Stephane Antiga: wszystko ode mnie się zaczęło
Laureatem pierwszej nagrody dla najlepszego zawodnika meczu(MVP) w sezonie 2011/2012 PlusLigi, został przyjmujący Delecty Bydgoszcz – Stephane Antiga. Francuz już piąty sezon gra na polskich parkietach. W ostatnich latach zdobywał tytuły mistrza kraju z PGE Skrą Bełchatów. W tym roku, pod okiem debiutującego w męskiej lidze trenera Piotra Makowskiego, będzie starał się uzyskać z zespołem Delecty jak najlepszy wynik.
PlusLiga: Przede wszystkim przyjmij gratulację za zdobycie nagrody MVP w pierwszym meczu w tym sezonie. Jak oceniasz spotkanie z AZS Politechniką Warszawską?
Stephane Antiga: To było bardzo ważne spotkanie. Sprawdzian, w jakiej teraz jesteśmy formie. Dobrze zaczęliśmy ten mecz. Od początku zagraliśmy bardzo skupieni. Popełniliśmy niewiele błędów, także
w polu zagrywki. Myślę, że musimy jeszcze popracować nad regularnością naszej gry, choć poziom, jaki teraz już prezentujemy, jest dobry.
- Ostatnie cztery lata spędziłeś w Skrze Bełchatów. Teraz przeniosłeś się do Bydgoszczy. Co Cię w Polsce zatrzymało? Na pewno miałeś propozycję z innych lig.
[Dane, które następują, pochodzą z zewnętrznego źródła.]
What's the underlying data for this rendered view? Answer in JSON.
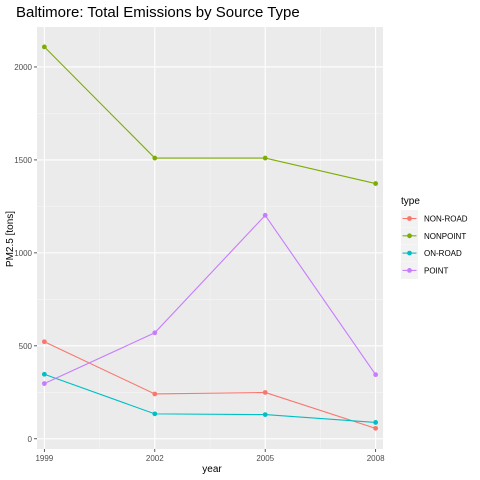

- Zdecydowałem się na pozostanie w Polsce, ze względu na poziom ligi, jaki tutaj jest. Gra o mistrzostwo kraju jest długa i bardzo ciekawa. Poza tym ludzie, którzy przychodzą na mecze – hale są zawsze pełne kibiców. To także było jednym z powodów mojej decyzji. Siatkówka u was jest bardzo popularna. Do ligi przyjeżdża coraz więcej dobrych zagranicznych graczy. Do organizacji w klubach i w lidze podchodzi się poważnie i profesjonalnie. Zostałem w Polsce właśnie ze względu na to wszystko.
- Byłeś jedną z pierwszych zagranicznych gwiazd, która zdecydowała się grać w Polsce. Czy nie bałeś się trochę ryzyka przyjeżdżając do nowego kraju?
- Nie, choć pierwszy rok zawsze jest pewną niewiadomą. Wszystko jest nowe – nowy kraj, język, klub. Faktycznie, wszystko ode mnie się zaczęło (śmiech).
- Jesteś w Polsce już piąty rok. Jak Twoim zdaniem zmieniła się przez ten czas polska liga?
- Polska liga zaczyna coraz więcej znaczyć w Europie. Jest coraz silniejsza. Polskie kluby odrywają znaczącą rolę w turniejach kontynentalnych. Jest coraz więcej dobrych wyników. Z roku na rok zespoły rosną w siłę. Do Polski przyjeżdża coraz więcej dobrych zagranicznych graczy. Wszyscy pracują nad rozwojem tej dyscypliny. Mimo, że od siedmiu lat mistrzostwo zdobywa Skra Bełchatów, naprawdę coraz trudniej jest je zdobyć.
- W tym sezonie, oprócz Ciebie, w Polsce gra jeszcze czterech Francuzów. Czy doradzałeś im grę w PlusLidze?
- Oczywiście, jeśli pytali mnie o zdanie, zachęcałem ich do gry w Polsce. Myślę, że każdy z nich chciał zdobyć nowe doświadczenie, którym jest gra w polskiej lidze.
- W tym sezonie po wielu latach zrezygnowałeś z gry w reprezentacji Francji. Czy nie brakowało Ci walki na boiskach mistrzostw Europy?
- Przyznam, że w ogóle mi nie brakowało gry w reprezentacji. Miałem w końcu czas na to, czego nie mogłem zrobić przez ostatnie 13 lat. Ale jak się okazało, 3 miesiące przerwy nie były wystarczające. Ta przerwa bardzo mi była potrzebna.